Much of Pakistan's capital city looks like a rich Los Angeles suburb. Shiny sport utility vehicles purr down gated driveways. Elegant multistory homes are tended by servants. Laundry is never hung out to dry.
But behind the opulence lurks a troubling fact. Very few of these households pay income tax. That is mostly because the politicians who make the rules are also the country's richest citizens, and are skilled at finding ways to exempt themselves.
That would be a problem in any country.
But in Pakistan, the lack of a workable tax system feeds something more menacing: a festering inequality in Pakistani society, where the wealth of its most powerful members is never redistributed or put to use for public good.
That is creating conditions that have helped spread an insurgency that is tormenting the country and complicating American policy in the region.
It is also a sorry performance for a country that is among the largest recipients of American aid, payments of billions of dollars that prop up the country's finances and are meant to help its leaders fight the insurgency.

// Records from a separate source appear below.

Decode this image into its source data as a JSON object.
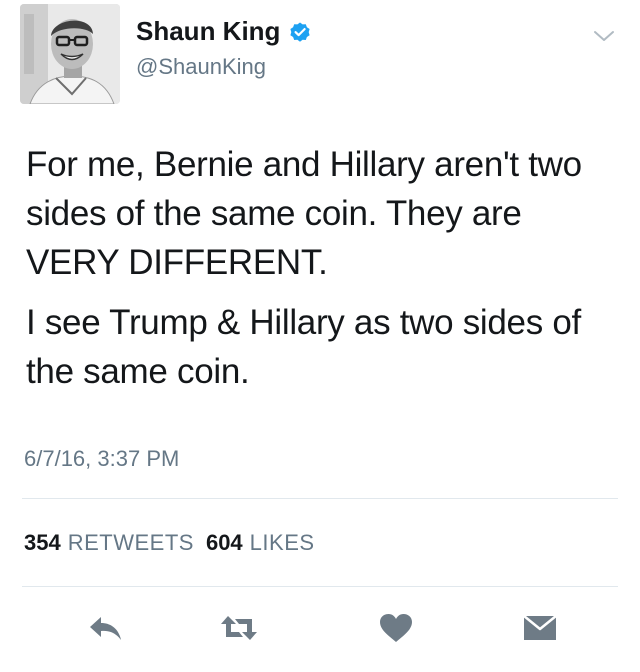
{
  "author": {
    "name": "Shaun King",
    "handle": "@ShaunKing",
    "verified": true
  },
  "tweet": {
    "paragraphs": [
      "For me, Bernie and Hillary aren't two sides of the same coin. They are VERY DIFFERENT.",
      "I see Trump & Hillary as two sides of the same coin."
    ],
    "timestamp": "6/7/16, 3:37 PM"
  },
  "stats": {
    "retweets_count": "354",
    "retweets_label": "RETWEETS",
    "likes_count": "604",
    "likes_label": "LIKES"
  },
  "icons": {
    "reply": "reply-icon",
    "retweet": "retweet-icon",
    "like": "heart-icon",
    "message": "envelope-icon",
    "menu": "chevron-down-icon",
    "verified": "verified-badge-icon"
  },
  "colors": {
    "verified_blue": "#1da1f2",
    "secondary_text": "#657786",
    "action_icon": "#6e7b86"
  }
}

Though the authorities have tried to expand the net in recent years, taxing profits from the stock market and real estate, entire swaths of the economy, like agriculture, a major moneymaker for the elite, remain untaxed.

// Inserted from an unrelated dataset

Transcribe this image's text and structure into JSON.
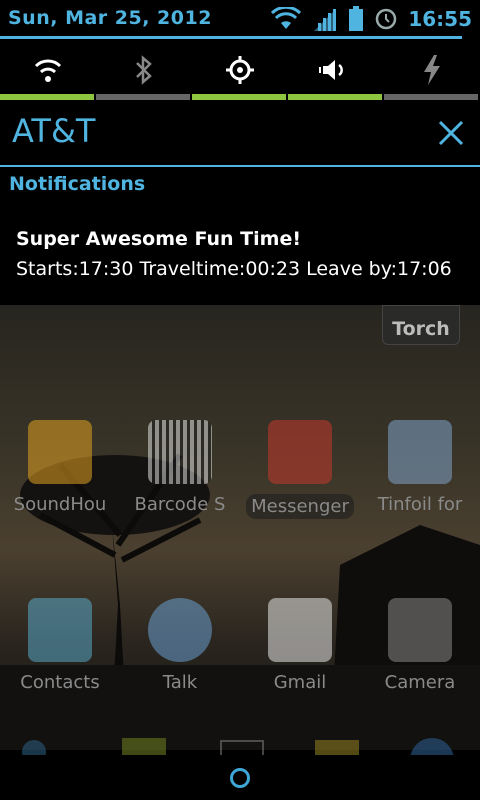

The problem starts at the top. The average worth of Pakistani members of Parliament is $900,000, with its richest member topping $37 million, according to a December study by the Pakistan Institute of Legislative Development and Transparency in Islamabad.
While Pakistan's income from taxes last year was the lowest in the country's history, according to Zafar ul-Majeed, a senior official in the Federal Board of Revenue, the assets of current members of Parliament nearly doubled from those of members of the previous Parliament, the institute study found.
The country's top opposition leader, millionaire industrialist Nawaz Sharif, reported that he paid no personal income tax for three years ending in 2007.
The rules say that anyone who earns more than $3,488 a year must pay income tax, but few do.
Akbar Zaidi, a Karachi-based political economist with the Carnegie Endowment, estimates that as many as 10 million Pakistanis should be paying income tax, far more than the 2.5 million who are registered.
Out of more than 170 million Pakistanis, fewer than 2 per cent pay income tax, making Pakistan's revenue from taxes among the lowest in the world, a notch below Sierra Leone's as a ratio of tax to gross domestic product.